Ottawa Neighbourhood Study
Interested in how Sandy Hill compares to other Ottawa neighbourhoods on key social and demographic factors that contribute to a happy, healthy and productive life? The Ottawa Neighbourhood Study (ONS) website does just that. Or, perhaps you are interested in how far you have to walk to a grocery store or the number of coffee shops in the hood compared to say the Glebe or Westboro. Have a look at: https://www.neighbourhoodstudy.ca/
ONS is based at the Centre for Research and Education in Community Services at Ottawa University. It maintains a database that municipalities, community organizations, health and social service agencies, and citizens can use for evidence-based community planning and thereby improve the places in which we all live, work and play. The database has been supported by contributions from a number of Ottawa social agencies.
Examples of the themes around which the comparative data is organized are Arts & Culture, Economy and Employment, Education and Learning, General Demographics, and Health and Wellness.
The data base is fairly easy to use if you spend some time on it so be patient. The background and philosophy underlying ONS are well described in the ONS Information section of the website. There are some counter-intuitive findings though. For example, median pre-tax income for Sandy Hill residents is reported as about a third lower than the city as a whole or neighbourhoods such as Centretown and Old Ottawa East. This may be the impact of the large student population as we all know that students are typically income challenged and thus median income data may not be reflective of permanent residents. Potentially this may affect other attributes as well.
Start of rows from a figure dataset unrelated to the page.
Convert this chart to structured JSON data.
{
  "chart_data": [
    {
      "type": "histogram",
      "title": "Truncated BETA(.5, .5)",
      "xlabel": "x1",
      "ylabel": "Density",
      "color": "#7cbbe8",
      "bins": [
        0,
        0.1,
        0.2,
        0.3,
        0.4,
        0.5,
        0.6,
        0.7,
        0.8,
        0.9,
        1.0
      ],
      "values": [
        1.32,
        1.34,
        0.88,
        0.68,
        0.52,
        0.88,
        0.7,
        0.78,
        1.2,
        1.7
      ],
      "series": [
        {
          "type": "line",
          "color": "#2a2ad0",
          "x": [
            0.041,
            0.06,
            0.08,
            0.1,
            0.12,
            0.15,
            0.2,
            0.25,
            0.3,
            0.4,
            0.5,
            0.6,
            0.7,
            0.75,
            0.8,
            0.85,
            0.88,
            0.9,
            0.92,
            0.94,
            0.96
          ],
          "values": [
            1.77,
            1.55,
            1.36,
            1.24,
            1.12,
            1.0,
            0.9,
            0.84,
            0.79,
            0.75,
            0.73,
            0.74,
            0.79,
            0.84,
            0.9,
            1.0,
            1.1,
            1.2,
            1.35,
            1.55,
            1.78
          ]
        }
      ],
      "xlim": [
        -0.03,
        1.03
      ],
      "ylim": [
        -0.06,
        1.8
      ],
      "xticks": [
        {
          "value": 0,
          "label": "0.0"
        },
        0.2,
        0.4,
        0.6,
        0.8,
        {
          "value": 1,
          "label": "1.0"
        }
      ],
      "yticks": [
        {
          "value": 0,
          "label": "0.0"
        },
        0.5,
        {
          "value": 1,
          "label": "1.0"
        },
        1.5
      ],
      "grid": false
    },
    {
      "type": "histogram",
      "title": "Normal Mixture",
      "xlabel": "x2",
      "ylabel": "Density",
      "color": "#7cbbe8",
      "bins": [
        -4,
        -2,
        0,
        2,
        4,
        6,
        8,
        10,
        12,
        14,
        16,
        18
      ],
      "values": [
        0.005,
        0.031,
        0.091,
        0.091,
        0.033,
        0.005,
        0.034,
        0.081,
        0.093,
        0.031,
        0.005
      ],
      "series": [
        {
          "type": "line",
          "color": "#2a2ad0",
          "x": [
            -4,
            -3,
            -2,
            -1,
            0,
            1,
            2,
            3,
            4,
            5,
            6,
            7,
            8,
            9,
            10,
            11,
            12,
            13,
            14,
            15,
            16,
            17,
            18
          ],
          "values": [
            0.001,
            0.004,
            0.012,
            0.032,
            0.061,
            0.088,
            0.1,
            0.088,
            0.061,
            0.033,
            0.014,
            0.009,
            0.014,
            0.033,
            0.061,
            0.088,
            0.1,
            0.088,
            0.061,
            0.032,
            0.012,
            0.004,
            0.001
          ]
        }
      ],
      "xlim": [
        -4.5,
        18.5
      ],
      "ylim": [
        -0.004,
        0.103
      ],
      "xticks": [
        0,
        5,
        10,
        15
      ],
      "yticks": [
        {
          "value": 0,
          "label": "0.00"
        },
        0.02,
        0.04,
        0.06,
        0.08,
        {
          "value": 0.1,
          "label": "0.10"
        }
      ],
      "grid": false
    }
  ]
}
As for the future, the ONS five-year plan identifies the following goals:
- To provide relevant, useful, and trustworthy information about Ottawa neighbourhoods that will support place-based planning and evaluation, program development, service delivery, advocacy, and community action;
- To advance and share evidence about how neighbourhood determinants of health contribute to health and promote well-being in the City of Ottawa;
- To provide opportunities for dialogue about healthy neighbourhoods.
ONS is currently reaching out to Ottawa’s social-funding agencies for continuing support to address these worthy goals.
Whether you are a policy wonk, a community activist or an interested resident seized by knowing the incidence of coffee shops, the site is worth a visit.